Individual software services may create widely used methods of identification for their own purposes, for example within the repository software DSpace, Fedora and EPrints. As supplied by default, however, these are not especially reusable outside the software, given that the agreed international standards for identifying individuals and organisations are not well established. It is always possible to include any unique identifier, such as ResearcherID or ORCID, in a record, but the usefulness will be limited if there is no consistency of practice in terms of which metadata field is used in each local customisation. There are numerous useful approaches such as that taken by the developers of eSciDoc in the Control of Named Identities (CoNE) service, which can be used either with the Fedora-based eSciDoc or as a standalone service. CoNE, for example, can provide a means to uniquely identify any entity. However, these have not seen wide adoption beyond their specific software communities.

The CERIF metadata standard can perform a similar function with an almost arbitrary level of granularity of information, yet it has not been nearly as widely implemented in software as the Dublin Core metadata standard which has no such abilities but which is far easier to implement. In the same way, Dublin Core application profiles provide an overlay of more complex metadata built on top of simpler Dublin Core. However, these are used largely in limited, specific information retrieval environments, e.g. libraries or specific, subject-based services and have not developed into widely used, de facto standards.

There are numerous approaches to cross-referencing which online identities in professional and social networks belong to the same individual. Most of these, however, rely on the services themselves providing a means to do so. As these are commercial, there is no guarantee that they will continue to do so in future if commercial rivalries later cause that to be outside their own interests, or that the information will be publicly viewable, even if the user chooses to set privacy settings to allow this, or is even able to do so.

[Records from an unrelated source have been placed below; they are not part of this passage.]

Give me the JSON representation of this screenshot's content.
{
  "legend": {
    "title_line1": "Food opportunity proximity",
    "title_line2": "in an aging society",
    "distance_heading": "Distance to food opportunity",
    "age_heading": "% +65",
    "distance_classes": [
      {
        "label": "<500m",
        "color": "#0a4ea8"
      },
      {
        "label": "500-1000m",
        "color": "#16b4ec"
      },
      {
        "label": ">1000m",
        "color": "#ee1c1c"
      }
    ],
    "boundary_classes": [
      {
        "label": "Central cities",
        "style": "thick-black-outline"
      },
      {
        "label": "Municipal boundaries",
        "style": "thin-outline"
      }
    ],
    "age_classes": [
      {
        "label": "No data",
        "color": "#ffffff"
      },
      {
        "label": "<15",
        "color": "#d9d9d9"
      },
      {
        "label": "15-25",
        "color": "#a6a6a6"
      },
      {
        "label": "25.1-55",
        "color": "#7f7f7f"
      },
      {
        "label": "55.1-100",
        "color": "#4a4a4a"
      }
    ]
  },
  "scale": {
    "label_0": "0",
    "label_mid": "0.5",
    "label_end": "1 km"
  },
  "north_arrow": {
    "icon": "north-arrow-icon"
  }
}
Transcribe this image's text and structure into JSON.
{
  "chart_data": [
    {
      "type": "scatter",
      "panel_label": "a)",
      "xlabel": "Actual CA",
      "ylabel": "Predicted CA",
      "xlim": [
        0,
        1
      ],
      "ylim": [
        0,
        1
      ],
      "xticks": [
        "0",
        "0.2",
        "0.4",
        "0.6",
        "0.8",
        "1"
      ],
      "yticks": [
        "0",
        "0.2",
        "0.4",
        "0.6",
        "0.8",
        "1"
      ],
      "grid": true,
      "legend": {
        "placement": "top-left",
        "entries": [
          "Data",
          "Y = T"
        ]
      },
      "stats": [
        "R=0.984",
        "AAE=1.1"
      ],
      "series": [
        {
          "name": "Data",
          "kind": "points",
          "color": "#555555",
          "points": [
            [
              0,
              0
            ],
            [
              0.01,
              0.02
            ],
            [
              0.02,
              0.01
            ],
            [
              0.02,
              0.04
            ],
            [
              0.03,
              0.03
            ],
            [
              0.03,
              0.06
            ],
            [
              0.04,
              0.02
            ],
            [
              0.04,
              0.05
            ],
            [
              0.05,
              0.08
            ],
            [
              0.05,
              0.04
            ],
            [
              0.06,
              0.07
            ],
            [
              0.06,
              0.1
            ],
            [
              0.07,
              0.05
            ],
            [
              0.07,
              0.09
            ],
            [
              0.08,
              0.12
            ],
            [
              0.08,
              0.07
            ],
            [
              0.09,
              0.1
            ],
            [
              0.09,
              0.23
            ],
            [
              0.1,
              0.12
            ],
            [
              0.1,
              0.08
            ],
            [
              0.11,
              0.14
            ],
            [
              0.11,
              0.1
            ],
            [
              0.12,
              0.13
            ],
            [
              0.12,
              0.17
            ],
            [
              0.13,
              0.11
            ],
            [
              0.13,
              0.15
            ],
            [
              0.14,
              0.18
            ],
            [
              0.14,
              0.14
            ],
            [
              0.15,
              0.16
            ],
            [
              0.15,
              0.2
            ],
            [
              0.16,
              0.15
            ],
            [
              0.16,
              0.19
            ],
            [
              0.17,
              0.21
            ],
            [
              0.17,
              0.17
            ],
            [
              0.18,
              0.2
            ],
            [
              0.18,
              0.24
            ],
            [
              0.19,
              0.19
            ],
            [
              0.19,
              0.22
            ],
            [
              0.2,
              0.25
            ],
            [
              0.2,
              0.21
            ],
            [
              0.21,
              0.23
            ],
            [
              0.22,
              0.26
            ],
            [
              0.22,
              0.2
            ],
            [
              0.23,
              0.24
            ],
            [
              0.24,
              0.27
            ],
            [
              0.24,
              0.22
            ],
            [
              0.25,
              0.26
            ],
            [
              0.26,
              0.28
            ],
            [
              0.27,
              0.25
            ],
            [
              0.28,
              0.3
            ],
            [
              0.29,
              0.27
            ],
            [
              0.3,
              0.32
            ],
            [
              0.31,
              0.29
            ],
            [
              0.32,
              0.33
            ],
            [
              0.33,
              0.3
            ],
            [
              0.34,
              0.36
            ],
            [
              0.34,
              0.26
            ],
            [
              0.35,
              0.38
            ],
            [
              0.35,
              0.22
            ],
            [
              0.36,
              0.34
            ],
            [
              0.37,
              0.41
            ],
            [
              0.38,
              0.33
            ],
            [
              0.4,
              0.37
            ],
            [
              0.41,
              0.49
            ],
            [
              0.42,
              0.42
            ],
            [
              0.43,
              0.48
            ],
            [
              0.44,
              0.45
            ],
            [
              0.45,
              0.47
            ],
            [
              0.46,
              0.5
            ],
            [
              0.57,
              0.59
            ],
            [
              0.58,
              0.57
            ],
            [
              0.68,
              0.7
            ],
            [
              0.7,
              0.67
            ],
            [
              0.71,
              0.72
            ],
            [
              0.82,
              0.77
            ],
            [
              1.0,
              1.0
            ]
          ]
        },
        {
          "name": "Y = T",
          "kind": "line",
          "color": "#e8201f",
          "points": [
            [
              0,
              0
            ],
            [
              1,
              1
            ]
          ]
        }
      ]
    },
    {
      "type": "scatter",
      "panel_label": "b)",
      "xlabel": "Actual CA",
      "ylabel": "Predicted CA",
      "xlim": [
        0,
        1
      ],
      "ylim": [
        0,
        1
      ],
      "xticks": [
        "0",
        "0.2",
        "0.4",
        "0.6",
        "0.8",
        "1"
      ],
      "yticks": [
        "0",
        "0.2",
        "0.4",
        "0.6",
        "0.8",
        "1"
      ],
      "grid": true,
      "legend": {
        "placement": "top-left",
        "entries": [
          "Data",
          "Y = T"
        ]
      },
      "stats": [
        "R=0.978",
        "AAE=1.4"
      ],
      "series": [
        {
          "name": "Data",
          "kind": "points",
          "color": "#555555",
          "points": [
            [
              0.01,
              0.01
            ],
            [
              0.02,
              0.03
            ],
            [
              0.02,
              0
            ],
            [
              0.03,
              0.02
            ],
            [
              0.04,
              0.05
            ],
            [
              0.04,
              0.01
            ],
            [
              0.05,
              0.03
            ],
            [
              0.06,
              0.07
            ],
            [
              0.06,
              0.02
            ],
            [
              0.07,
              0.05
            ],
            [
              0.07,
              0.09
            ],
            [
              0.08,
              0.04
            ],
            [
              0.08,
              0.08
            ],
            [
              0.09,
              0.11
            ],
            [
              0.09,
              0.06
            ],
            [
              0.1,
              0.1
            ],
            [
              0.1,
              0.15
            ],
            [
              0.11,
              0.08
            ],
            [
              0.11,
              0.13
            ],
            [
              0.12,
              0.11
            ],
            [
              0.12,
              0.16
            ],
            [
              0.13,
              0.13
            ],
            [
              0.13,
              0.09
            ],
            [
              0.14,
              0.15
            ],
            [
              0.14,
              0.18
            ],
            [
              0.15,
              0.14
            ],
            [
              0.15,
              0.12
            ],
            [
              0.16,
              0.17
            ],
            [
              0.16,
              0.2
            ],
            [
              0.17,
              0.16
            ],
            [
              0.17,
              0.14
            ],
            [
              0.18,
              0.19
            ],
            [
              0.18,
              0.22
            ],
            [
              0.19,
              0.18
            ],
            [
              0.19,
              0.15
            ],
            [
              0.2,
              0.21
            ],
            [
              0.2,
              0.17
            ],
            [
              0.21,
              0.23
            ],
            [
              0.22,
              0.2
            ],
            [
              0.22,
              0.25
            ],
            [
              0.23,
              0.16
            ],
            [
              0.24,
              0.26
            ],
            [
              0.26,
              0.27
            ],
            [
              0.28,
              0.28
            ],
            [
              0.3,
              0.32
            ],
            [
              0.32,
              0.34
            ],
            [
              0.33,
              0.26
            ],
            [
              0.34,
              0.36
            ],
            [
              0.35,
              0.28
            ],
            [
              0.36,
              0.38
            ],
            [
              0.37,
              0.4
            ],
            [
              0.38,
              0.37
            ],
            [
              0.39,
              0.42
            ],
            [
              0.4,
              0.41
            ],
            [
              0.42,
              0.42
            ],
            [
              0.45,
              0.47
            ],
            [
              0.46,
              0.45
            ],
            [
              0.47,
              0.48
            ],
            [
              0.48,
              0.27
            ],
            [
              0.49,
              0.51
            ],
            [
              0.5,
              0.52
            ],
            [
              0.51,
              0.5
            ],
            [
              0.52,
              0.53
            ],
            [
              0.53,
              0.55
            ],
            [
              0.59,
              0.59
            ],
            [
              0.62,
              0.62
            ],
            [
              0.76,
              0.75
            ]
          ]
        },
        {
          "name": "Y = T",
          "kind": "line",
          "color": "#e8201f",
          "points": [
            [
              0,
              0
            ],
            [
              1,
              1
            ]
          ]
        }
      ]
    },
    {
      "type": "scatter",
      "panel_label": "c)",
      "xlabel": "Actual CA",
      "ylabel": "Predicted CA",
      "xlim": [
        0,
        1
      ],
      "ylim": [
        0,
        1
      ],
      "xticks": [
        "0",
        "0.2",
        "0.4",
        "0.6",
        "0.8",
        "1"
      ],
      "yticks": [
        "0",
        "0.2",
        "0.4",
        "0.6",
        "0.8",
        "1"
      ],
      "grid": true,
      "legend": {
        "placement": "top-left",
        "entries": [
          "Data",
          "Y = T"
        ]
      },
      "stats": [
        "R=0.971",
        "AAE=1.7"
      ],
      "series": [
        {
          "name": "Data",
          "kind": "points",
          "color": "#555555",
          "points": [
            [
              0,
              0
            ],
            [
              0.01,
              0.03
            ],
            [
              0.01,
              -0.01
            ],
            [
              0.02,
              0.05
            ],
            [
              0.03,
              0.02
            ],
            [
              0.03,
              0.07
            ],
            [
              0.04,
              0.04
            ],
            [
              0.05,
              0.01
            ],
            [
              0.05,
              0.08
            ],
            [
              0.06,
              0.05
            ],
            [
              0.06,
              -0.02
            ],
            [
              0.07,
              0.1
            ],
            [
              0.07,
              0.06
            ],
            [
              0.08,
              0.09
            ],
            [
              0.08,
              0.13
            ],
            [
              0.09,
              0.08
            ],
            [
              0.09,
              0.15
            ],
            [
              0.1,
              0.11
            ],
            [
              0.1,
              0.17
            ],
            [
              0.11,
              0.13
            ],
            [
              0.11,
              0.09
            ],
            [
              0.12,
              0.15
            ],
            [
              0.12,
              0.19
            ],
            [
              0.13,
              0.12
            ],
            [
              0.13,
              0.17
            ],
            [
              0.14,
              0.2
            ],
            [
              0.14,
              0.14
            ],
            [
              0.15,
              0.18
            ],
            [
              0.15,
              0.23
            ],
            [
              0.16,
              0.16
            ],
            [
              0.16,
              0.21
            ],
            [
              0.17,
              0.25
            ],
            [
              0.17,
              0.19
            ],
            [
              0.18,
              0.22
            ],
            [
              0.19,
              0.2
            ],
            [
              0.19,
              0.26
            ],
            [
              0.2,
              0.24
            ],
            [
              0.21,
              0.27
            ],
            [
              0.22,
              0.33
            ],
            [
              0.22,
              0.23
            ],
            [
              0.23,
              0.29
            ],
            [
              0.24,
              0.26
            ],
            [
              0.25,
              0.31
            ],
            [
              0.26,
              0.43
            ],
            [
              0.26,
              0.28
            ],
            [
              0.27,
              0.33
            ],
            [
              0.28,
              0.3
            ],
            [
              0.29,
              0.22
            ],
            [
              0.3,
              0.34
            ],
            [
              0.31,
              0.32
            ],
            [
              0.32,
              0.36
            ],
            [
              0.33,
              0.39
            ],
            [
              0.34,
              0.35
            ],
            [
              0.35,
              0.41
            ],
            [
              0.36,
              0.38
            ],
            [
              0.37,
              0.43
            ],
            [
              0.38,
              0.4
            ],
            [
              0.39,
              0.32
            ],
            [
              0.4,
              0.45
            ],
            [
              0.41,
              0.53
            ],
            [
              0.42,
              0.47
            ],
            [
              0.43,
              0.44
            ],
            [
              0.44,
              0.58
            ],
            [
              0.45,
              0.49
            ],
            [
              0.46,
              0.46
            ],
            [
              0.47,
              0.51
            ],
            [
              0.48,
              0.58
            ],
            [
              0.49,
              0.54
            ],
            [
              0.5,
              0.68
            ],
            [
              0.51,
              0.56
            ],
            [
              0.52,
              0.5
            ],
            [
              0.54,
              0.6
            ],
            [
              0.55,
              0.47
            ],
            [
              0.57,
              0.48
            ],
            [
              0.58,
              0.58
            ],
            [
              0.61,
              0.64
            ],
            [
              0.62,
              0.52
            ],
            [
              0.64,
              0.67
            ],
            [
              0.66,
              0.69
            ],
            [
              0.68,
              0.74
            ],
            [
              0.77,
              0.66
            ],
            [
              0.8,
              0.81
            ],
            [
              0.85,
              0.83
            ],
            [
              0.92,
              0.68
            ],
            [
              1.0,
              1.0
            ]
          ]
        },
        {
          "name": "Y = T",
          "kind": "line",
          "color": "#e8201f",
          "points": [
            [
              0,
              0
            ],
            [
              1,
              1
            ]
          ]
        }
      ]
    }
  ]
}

However, the non-commercial means to state such equivalences are of uncertain value too. Most users who have an OpenID, for example, which is effectively a user account attached to a unique identifier and metadata about that individual, only have one because they use a service like Facebook which, usually without their knowledge, provides one. It may not be obvious to a non-technical user that it can be in their interests to state publicly which other professional services may represent them. While Friend Of A Friend (FOAF) allows relatively simple declarations about individuals and their relationships with other entities, most individuals do not have the technical knowledge or means to provide markup in such files on the Internet, or are even aware of what they can achieve. It is not clear to what extent commercial search algorithms used by the major search engines may take FOAF, or indeed any other metadata source, into account, which may impact upon the practical value of providing such metadata.